How to Evaluate $\lim_{x \to \infty} 2 + 2x\sin\left(\frac{4}{x}\right)$? Here is my limit to be evaluated

$\lim_{x \to \infty} 2 + 2x\sin\left(\frac{4}{x}\right)$=?
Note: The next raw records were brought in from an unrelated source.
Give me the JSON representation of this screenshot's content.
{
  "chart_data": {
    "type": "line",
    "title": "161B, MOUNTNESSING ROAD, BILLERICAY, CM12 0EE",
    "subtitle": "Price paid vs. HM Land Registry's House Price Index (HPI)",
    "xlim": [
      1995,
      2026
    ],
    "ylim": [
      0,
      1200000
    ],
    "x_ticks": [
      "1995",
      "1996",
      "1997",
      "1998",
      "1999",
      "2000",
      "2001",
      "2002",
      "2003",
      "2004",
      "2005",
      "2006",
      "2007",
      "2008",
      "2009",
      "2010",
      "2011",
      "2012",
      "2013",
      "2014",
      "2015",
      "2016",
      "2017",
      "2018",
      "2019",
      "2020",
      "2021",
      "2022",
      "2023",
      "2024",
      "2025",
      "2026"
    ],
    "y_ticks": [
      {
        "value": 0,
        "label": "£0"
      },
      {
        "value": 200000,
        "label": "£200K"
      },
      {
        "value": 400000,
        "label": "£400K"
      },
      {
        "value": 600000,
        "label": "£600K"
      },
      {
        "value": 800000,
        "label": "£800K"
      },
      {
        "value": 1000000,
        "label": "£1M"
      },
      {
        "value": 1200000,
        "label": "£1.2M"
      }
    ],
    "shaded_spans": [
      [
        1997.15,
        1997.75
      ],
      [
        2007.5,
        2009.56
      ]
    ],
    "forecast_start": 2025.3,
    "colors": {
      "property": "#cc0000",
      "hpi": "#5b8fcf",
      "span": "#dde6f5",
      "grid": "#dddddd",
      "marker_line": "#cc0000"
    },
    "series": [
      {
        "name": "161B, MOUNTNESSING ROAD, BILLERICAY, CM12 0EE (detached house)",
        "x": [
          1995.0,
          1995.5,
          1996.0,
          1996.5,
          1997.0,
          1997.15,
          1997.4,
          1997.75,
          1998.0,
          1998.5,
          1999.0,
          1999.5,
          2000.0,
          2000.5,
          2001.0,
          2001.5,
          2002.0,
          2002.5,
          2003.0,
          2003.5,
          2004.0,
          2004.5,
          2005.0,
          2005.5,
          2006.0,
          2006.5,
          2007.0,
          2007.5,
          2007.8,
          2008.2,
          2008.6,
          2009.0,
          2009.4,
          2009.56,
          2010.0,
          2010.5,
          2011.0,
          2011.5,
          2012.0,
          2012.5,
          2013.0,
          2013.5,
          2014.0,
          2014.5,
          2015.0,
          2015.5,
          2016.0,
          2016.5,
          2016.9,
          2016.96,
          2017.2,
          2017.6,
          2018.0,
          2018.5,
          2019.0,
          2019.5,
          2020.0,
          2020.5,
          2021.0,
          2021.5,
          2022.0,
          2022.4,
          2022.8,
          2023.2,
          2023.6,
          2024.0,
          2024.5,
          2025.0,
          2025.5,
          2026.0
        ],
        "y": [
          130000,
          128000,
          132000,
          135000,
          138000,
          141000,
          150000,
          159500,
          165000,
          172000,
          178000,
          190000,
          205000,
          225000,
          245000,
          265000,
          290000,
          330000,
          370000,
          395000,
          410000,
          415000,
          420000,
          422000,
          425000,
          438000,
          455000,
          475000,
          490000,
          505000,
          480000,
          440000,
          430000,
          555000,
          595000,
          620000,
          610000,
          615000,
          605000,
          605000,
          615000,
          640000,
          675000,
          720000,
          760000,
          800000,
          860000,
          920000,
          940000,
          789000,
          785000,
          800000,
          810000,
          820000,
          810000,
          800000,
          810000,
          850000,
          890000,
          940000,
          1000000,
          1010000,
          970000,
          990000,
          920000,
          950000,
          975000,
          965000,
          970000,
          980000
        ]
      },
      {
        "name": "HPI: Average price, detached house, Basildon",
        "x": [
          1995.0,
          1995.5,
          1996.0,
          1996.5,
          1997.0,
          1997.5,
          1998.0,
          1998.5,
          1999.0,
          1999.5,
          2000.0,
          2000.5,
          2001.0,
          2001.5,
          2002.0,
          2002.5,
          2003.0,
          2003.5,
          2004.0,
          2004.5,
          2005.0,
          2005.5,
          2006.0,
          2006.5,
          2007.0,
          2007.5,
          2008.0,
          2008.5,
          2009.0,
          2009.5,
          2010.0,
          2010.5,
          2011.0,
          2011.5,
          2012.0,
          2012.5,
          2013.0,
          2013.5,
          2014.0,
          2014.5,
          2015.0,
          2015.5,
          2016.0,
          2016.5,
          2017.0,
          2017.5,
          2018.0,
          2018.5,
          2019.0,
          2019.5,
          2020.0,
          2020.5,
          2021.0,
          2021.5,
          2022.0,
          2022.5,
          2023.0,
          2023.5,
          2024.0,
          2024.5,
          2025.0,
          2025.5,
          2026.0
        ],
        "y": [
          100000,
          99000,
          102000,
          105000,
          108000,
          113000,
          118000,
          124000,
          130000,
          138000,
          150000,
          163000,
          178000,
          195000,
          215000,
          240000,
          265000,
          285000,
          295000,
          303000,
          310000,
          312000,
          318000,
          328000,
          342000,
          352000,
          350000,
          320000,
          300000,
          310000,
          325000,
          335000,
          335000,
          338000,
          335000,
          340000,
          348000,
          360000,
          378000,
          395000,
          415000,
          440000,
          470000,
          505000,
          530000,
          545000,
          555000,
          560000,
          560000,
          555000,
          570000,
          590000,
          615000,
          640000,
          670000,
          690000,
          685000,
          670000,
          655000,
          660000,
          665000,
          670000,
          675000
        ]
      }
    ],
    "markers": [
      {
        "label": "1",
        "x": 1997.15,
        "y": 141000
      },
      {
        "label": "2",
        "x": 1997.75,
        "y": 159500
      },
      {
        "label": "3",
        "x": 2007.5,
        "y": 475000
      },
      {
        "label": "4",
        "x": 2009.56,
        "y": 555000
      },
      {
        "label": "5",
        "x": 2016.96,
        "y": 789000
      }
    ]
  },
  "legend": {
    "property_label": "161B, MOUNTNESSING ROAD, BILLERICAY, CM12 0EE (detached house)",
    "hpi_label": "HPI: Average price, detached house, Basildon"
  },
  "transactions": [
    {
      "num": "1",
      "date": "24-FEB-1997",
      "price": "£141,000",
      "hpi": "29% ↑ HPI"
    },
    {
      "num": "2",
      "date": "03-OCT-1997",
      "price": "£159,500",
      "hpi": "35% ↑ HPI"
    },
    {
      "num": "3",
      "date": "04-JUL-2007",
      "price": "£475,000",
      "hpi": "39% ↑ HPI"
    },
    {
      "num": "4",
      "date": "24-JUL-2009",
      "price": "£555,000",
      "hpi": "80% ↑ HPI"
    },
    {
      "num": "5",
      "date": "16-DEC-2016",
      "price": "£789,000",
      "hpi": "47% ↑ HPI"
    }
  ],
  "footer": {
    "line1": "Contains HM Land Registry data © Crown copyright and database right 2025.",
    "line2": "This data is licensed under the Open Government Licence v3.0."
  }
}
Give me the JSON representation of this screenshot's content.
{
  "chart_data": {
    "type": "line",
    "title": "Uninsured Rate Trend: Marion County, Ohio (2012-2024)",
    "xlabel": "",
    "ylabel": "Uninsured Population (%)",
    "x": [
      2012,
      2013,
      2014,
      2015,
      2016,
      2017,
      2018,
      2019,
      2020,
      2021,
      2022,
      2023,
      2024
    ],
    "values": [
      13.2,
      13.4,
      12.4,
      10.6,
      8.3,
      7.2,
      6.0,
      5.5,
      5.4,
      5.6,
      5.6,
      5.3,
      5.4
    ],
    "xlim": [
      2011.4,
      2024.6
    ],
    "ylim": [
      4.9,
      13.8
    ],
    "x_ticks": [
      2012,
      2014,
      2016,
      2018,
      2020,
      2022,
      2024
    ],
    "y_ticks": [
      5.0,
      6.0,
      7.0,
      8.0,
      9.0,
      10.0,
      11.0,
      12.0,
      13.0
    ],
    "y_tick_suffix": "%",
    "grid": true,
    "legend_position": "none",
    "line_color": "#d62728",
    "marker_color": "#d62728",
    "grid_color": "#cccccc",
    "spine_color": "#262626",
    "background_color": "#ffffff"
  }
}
 A: Here is a simple step by step approch
$$\begin{align}
&\quad \lim_{x \to \infty} 2 + 2x\sin\left(\frac{4}{x}\right) \\
&= \lim_{x \to \infty} 2 + 8 \frac{x}{4} \sin\left(\frac{4}{x}\right) \\
&= \lim_{x \to \infty} 2 + 8 \lim_{x \to \infty} \frac{\sin\left(\frac{4}{x}\right)}{\frac{4}{x}} \\
&= \lim_{x \to \infty} 2 + 8 \lim_{u \to 0} \frac{\sin(u)}{u} \\
&=2+8(1)=10
\end{align} 
$$
A: BIG HINT:
$$\lim_{x\to\infty}\left(2+2x\sin\left(\frac{4}{x}\right)\right)=2+\left(\lim_{x\to\infty}2x\sin\left(\frac{4}{x}\right)\right)=2+2\left(\lim_{x\to\infty}x\sin\left(\frac{4}{x}\right)\right)=$$

Let $n=\frac{1}{x}$:

$$2+2\left(\lim_{n\to 0}\frac{1}{n}\cdot\sin\left(4n\right)\right)=2+2\left(\lim_{n\to 0}\frac{\sin\left(4n\right)}{n}\right)=$$
$$2+2\left(\lim_{n\to 0}\frac{\frac{\text{d}}{\text{d}n}\left(\sin\left(4n\right)\right)}{\frac{\text{d}}{\text{d}n}\left(n\right)}\right)=2+2\left(\lim_{n\to 0}\frac{4\cos(4n)}{1}\right)=2+8\lim_{n\to 0}\cos(4n)$$
A: The limit in question is $2+2\lim_{x\to\infty}x\sin\frac{4}{x}=2+8=10$.
A: For all $n$$$2+2x\sin (\frac nx)=2+2 \frac{\sin (\frac nx)}{\frac 1x}=2+2n \frac{\sin (\frac nx)}{\frac nx}\rightarrow 2+2n$$